Notoriously shy, Singer has a reputation for writing captivating cover profiles and relating to the interviewee, and a look into her past reveals that a commitment to her own education and an eclectic upbringing may be to credit. 
 
Raised in Oakland, California, Singer’s fascination with magazines started early, and like many aspiring writers, she never believed it to be a viable career option.
 
Her mother was a psychologist, her father a mathematician, and her siblings all grew up to be doctors; Singer’s family wasn’t anywhere near fashion or the world of high-society.
 
Her family moved to Orange County during her high school years, which led to a restless and rebellious streak within her.

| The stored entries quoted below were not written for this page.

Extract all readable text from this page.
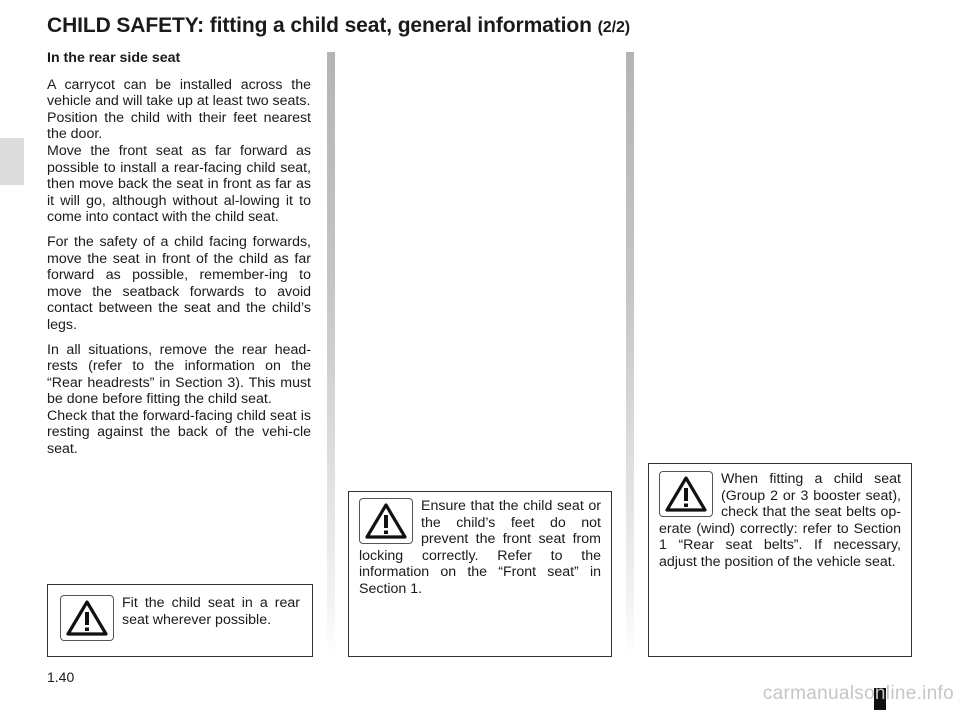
CHILD SAFETY: fitting a child seat, general information (2/2)

In the rear side seat

A carrycot can be installed across the vehicle and will take up at least two seats.
Position the child with their feet nearest the door.
Move the front seat as far forward as possible to install a rear-facing child seat, then move back the seat in front as far as it will go, although without al-lowing it to come into contact with the child seat.

For the safety of a child facing forwards, move the seat in front of the child as far forward as possible, remember-ing to move the seatback forwards to avoid contact between the seat and the child’s legs.

In all situations, remove the rear head-rests (refer to the information on the “Rear headrests” in Section 3). This must be done before fitting the child seat.
Check that the forward-facing child seat is resting against the back of the vehi-cle seat.

Fit the child seat in a rear seat wherever possible.
Ensure that the child seat or the child’s feet do not prevent the front seat from locking correctly. Refer to the information on the “Front seat” in Section 1.
When fitting a child seat (Group 2 or 3 booster seat), check that the seat belts op-erate (wind) correctly: refer to Section 1 “Rear seat belts”. If necessary, adjust the position of the vehicle seat.
1.40
carmanualsonline.info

She admits that her main priority at that point was getting out of Orange County, and having just been introduced to the New Wave Punk scene in LA, she became a club kid.
 
 
She studied the mastheads and photographers like every other fashion fanatic, and worked to integrate that knowledge into her life and style.
 
After getting her GED, Singer moved back up to Northern California and settled in San Francisco while she attended school at Berkeley. Having started school at a young age, Singer was a good deal younger than her classmates and at one point dropped out of University to go to beauty school.
 
This, while ultimately beneficial to her magazine career, was one of those experiences where Singer realized that she wasn’t very good at it, and she has declared in the past that she’s ‘not into doing things she can’t do well.’
 
So she went back to the History Department at Berkeley and graduated with an undergraduate degree.
 
 
She found that she became too academic and theoretically minded while at Yale, so she left and moved to New York. After working on the launch of a travel magazine, she took a job at the London Review of Books while working as a waitress on the side.
 
First working in publishing and later editing, it was here where she developed her eye for writing and talent for maintaining a good relationship with writers, a skill that she would come to use very soon.
 
After writing a piece for British Vogue about Jay McInerney, Alexandra Shulman, approached Singer about a move to the magazine as Culture Editor. Eve McSweeney, whom Singer would later work with at American Vogue, was leaving her post to move to New York and work with Harper’s Bazaar, and Shulman saw something in Singer that she had not even seen herself.  
 
All of the information that she had accumulated as a magazine-addicted teen was a great advantage for her new position. Singer went on to be Commissioning Editor for Features at British Vogue, before moving back stateside to be Style Director of Elle, Fashion Director of New York, and then in 1999, the Fashion News/Features Director at Vogue
 
Her tenure at Vogue was extremely successful. It was there that she developed a good working relationship with Anna Wintour, the messiah of the mainstream New York fashion world, and came out to support and develop the fashion industry and young designers of New York.
 
She begins her job as Editor-in-Chief of T on July 5th, and if her past work is any indication, it looks like the aesthetically pleasing style magazine is going to get a well written, and well edited, boost.